We should ensure access to good palliative care for everyone needing it.  No person with terminal illness or grievous irremediable medical condition in a developed country like New Zealand should be in so much suffering that he/she chooses death over living.  When seriously ill patients receive good palliative care, they rarely want to end their lives.  The truly compassionate response is to ensure that everyone has access to the best physical, emotional, social and spiritual care they need, when they need it.  We should show that they matter, they are not a burden and we care about them, so that even those with no hope of recovery have the hope of loving and being loved.  ‘Assisted dying’ cannot address the non-physical reasons behind such requests.

Government should legalise and allow access to non-psychoactive medicinal cannabis for people in chronic pain that cannot be effectively addressed by other pain relief.  Many people suffering from chronic pain also have terminal illnesses and/or grievous irremediable medical conditions.  It would be cruel to offer them ‘assisted dying’ but not allow them to live with higher quality of life and less pain.

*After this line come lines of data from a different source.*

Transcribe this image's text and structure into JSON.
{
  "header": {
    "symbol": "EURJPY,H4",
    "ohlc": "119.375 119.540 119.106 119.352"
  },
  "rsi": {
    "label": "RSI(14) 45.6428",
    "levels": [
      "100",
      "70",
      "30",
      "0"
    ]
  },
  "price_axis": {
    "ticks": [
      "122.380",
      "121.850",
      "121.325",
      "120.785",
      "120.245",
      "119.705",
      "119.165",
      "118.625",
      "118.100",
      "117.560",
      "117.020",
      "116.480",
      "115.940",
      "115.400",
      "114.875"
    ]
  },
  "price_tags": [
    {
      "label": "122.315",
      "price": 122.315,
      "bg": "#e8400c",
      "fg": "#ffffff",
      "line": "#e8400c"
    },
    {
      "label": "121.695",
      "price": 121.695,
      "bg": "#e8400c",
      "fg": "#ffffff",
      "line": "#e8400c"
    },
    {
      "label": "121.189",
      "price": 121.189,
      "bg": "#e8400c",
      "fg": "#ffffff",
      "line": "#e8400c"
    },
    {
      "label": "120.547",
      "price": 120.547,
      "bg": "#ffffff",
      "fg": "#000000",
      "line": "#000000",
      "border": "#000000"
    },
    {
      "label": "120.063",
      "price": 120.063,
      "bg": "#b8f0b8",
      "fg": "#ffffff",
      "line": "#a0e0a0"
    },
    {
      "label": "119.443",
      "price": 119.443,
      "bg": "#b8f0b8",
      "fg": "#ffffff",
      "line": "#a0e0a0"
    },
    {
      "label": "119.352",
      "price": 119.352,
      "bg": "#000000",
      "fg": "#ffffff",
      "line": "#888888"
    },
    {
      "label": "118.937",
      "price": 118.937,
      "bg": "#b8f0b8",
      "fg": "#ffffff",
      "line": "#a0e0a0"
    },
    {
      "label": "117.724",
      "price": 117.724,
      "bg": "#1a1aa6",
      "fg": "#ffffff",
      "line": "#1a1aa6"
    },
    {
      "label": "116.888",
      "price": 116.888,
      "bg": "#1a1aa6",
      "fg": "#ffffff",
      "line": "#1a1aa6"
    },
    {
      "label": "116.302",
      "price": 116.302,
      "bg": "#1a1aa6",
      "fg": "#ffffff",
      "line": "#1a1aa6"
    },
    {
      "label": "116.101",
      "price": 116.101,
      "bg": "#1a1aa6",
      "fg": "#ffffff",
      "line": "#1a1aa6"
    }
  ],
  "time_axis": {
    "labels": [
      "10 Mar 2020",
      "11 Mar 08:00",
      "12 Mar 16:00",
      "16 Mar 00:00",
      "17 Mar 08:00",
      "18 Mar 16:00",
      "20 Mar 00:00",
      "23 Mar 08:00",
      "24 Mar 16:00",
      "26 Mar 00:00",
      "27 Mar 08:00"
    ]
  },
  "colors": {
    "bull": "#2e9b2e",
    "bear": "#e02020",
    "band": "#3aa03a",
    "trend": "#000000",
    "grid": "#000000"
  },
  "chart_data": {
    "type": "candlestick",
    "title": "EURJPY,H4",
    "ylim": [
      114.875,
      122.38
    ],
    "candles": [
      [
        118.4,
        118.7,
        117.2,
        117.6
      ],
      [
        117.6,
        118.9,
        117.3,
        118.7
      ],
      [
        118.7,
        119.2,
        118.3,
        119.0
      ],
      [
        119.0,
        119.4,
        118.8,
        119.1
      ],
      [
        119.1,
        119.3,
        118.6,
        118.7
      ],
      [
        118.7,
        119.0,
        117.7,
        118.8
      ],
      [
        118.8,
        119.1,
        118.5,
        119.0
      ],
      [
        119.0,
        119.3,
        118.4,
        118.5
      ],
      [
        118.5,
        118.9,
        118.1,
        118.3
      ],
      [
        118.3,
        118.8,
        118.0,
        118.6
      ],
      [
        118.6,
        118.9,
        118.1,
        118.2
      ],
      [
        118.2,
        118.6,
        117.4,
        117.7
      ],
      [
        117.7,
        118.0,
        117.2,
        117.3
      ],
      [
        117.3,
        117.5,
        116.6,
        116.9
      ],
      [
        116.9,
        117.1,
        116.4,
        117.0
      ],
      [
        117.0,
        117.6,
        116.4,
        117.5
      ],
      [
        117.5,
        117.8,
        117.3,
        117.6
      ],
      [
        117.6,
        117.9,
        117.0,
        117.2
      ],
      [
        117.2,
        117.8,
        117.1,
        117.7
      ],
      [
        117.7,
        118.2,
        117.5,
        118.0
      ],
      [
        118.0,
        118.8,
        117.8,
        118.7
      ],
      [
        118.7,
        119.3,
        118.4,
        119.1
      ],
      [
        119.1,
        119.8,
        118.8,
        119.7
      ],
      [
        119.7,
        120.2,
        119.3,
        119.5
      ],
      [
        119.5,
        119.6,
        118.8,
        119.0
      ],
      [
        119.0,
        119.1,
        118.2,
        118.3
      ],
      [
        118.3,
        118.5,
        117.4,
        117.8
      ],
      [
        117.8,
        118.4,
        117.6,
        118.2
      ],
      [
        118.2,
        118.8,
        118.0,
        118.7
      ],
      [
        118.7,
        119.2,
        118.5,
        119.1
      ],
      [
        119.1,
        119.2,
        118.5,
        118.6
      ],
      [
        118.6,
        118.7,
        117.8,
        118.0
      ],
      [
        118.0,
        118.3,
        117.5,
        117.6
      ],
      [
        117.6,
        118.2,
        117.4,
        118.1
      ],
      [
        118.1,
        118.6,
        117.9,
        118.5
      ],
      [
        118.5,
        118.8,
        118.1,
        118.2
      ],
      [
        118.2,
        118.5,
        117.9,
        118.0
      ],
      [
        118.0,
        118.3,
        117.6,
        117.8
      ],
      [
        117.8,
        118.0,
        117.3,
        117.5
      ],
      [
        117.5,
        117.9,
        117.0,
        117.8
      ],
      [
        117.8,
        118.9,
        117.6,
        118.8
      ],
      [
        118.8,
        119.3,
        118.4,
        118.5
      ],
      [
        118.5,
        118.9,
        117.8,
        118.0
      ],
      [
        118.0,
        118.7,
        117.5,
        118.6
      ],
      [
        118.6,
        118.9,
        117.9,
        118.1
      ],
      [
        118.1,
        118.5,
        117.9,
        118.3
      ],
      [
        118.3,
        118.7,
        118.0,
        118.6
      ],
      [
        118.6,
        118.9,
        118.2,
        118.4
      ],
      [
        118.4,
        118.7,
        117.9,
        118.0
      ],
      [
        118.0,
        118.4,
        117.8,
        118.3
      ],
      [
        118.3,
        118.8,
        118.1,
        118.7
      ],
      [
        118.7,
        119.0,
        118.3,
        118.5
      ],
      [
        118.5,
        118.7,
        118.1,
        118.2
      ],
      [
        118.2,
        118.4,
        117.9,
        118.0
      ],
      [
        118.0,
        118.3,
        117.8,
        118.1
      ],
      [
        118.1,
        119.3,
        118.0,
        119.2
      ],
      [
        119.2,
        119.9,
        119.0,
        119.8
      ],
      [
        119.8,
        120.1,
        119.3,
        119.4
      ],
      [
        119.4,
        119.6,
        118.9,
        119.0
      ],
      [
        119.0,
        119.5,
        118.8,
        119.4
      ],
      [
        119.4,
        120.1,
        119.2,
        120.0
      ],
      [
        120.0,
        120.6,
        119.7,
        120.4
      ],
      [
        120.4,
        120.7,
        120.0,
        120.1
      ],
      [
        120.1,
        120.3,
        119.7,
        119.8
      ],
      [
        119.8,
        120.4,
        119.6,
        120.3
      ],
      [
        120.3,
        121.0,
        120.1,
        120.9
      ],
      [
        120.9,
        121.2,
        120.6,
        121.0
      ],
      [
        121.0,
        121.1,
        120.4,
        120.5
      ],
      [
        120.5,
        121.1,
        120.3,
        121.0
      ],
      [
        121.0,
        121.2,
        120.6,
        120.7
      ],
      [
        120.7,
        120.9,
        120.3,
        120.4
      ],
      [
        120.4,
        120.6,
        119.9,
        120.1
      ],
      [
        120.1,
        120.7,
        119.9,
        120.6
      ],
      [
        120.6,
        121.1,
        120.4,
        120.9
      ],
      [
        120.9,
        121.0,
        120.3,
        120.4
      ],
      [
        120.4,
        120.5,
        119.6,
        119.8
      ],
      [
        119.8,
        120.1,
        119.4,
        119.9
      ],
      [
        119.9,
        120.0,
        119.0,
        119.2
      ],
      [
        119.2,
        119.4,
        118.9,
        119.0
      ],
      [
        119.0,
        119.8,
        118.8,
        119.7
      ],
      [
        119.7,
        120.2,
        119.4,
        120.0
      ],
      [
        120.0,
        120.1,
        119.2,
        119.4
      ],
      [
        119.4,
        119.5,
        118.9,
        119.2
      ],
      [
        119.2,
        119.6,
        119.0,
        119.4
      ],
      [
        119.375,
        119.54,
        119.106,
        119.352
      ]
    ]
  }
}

Mental health services need to be improved to address the issue of high rate of suicides and suicide attempts, including those of ill and disabled people.  All suicides are tragedies, whatever the method and rationale.  We need to be consistent in valuing human life as a civilised society. Government departments like MOH and MSD could work with non-profit organisations in suicide prevention and in providing social and spiritual care.

The safe way of honouring the right to die is to ensure that do-not-resuscitate orders and refusal of treatment, nutrition and hydration by the patients are honoured.  Government could make advanced directives legally binding, ensure patients have appropriate information on their rights, and impose significant penalty for artificially keeping patients alive against their clearly expressed will.  More efforts could be made to prevent healthcare facilities from profiting from artificially keeping patients alive against their will.  We already have the right to die (just not to choose when and how), so we should not be in a hurry to legalise assisted dying and, at the same time, sacrifice the safety of the vulnerable.

We should wait for most of the developed world to demonstrate with compelling evidence a safe way of allowing assisted dying before we consider legalising it.  Any law change that will lead to death must be carefully investigated.  An assisted dying law is safe only if nobody dies by it under external pressure or influences.  Those who are eligible for assisted dying ending up dead is not an indication of safety.  Granting a tiny and vocal minority the choice to be killed will undermine the choice of many others to live.

I oppose the Bill because choices are not made in a vacuum, and there are too many appalling risks.  in a time of fiscal austerity, and with an aging population, with a high suicide rate, and discrimination against disabled people continuing a problem, we ought not to offer killing (even at one’s own request) as an acceptable medical alternative.  Pressure upon elderly people to get out of the way, more expensive palliative care being elided in favour of death, and disabled people’s safety at risk; all of these things become more likely if assisted dying becomes legal without adequate safeguard.